7. The pharmaceutical composition according to claim 5, further comprising at least one cytokine.

8. The pharmaceutical composition according to claim 6, wherein said vaccine is formulated for administration via intramuscular, subcutaneous, or inhalation routes.

9. A method for the prevention and/or treatment of a disease or condition caused by a bacterium, wherein said method comprises administering, to a subject in need of such prevention or treatment, a peptide of claim 1.

10. The method according to claim 9, wherein the bacterium is selected from enterococci, staphylococci and streptococci.

11. A diagnostic assay for detecting the presence of an Orf13 antigen in a sample, comprising the steps of:

a) mixing an antibody or fragment thereof according to claim 1 with a sample suspected of containing an Orf13; and

b) monitoring said mixture for binding between said Orf13 antigen and said antibody or fragment thereof in said sample.

12. The diagnostic assay according to claim 11, wherein said antibody or fragment thereof is immobilized on a solid matrix.

13. A method for screening for an antibacterial substance, comprising the steps of

a) mixing an isolated peptide according to claim 1 with a sample suspected of containing an antibacterial substance, and

b) monitoring said mixture for binding between said isolated peptide and an antibacterial candidate substance.

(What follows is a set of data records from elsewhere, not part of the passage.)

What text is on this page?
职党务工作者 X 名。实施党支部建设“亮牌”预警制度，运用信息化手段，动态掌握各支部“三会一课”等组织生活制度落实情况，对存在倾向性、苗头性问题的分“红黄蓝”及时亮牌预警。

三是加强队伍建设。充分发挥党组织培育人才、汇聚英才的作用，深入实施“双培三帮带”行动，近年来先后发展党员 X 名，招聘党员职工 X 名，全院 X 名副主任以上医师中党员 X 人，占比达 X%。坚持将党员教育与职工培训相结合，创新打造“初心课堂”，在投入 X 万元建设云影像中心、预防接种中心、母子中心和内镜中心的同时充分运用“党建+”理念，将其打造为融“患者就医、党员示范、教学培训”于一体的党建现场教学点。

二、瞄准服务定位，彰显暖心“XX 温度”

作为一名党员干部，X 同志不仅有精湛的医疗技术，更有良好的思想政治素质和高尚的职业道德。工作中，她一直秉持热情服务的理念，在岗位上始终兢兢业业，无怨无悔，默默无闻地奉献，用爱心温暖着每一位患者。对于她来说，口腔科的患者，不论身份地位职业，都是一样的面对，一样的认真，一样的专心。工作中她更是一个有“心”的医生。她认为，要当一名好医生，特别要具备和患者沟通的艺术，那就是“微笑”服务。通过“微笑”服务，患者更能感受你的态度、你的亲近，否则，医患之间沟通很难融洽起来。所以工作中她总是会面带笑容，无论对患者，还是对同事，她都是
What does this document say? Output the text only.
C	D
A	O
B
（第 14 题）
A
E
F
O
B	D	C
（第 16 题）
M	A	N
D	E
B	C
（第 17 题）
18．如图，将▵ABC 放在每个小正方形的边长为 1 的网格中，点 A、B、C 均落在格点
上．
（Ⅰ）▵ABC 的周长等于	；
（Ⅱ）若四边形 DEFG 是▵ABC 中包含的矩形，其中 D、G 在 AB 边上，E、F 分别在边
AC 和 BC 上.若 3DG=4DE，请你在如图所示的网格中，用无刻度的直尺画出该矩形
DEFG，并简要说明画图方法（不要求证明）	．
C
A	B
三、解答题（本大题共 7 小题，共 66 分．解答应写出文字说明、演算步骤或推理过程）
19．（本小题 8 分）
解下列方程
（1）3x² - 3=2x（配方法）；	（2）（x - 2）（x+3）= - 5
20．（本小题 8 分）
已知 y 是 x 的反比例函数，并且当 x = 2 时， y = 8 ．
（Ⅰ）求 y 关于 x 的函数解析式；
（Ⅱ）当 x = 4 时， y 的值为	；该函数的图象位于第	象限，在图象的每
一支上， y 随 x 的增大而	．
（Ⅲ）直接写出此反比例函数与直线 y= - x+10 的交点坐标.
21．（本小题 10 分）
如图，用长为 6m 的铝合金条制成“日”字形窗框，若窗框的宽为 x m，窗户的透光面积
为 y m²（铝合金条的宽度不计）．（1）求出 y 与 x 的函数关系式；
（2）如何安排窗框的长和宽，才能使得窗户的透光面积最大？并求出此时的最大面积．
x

14. The method for screening for an antibacterial substance according to claim 13, further comprising the step of determining the effect of said antibacterial candidate substance on the formation of channels by Orf13.

15. The method, according to claim 9, wherein said disease or condition is selected from bacterial infection, enterococcal infection, urinary tract infections, bacteremia, bacterial endocarditis, peritonitis, wound and soft tissue infections, meningitis, and pneumonia.

16. The method, according to claim 10, wherein the bacterium is selected from E. faecium, E. faecalis, S. aureus, coagulase-negative staphylococci and S. pyogenes.

17. The method, according to claim 16, wherein the bacterium is an antibiotic-resistant strain.